THE REGULATIONS: At least 12 states and numerous localities have mandatory mercury pretreatment programs in place. At the federal level, the EPA recently announced that it would be formulating a nationwide rule regulating disposal methods for dental amalgam. This rule is expected to be finalized in the near future.

THE SOLUTION: It is possible to eliminate mercury pollution by installing an amalgam separator. Installation is extremely simple and allows dentists to eliminate 99% of their mercury waste, and maintenance usually involves replacing the canister once it’s full, generally every 6-12 months.

3. X-Ray Waste

THE PROBLEM: Dental offices generate many different forms of waste as a result of traditional x-ray processing that can have a serious impact on wastewaters and soil.

THE REGULATIONS: The disposal of used fixer is strictly regulated nationwide due to its high toxicity level. However, many regulations can vary significantly by location.
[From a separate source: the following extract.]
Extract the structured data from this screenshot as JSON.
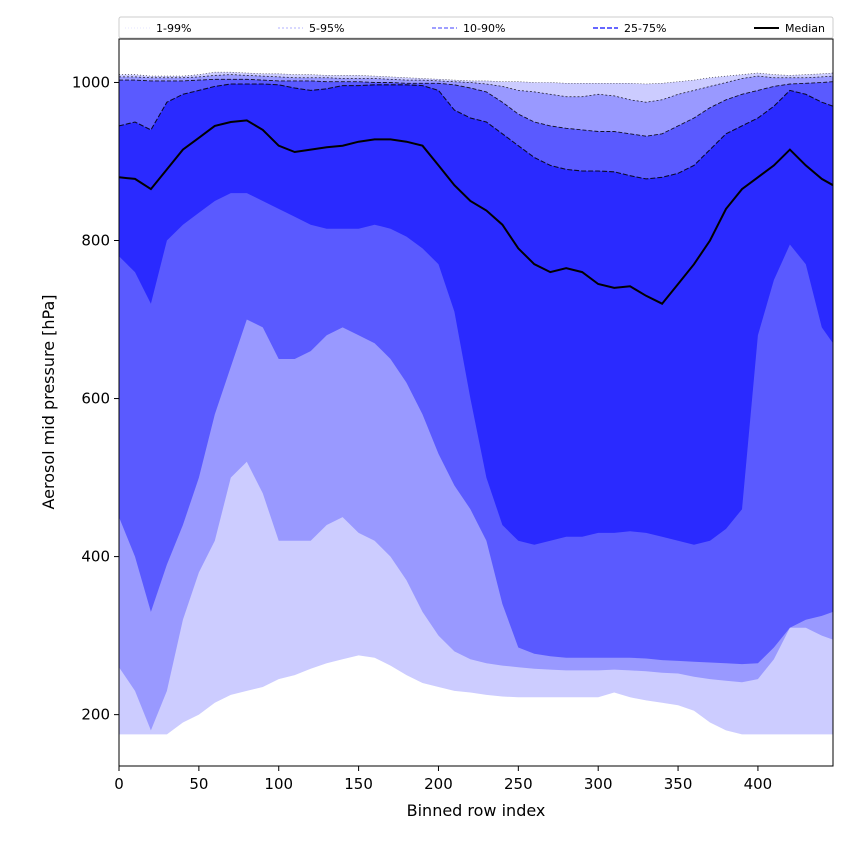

To determine your waste disposal requirements, contact your local OSHA office, wastewater treatment agency, or state dental association.

THE SOLUTION: X-ray waste can be prevented from entering the environment by implementing an x-ray waste collection and recycling program. This includes capturing lead waste in an approved UN/DOT storage container, filtering used fixer via a photo chemical filter to remove silver content, and recycling x-ray film. The optimal solution is to shift to a digital x-ray system.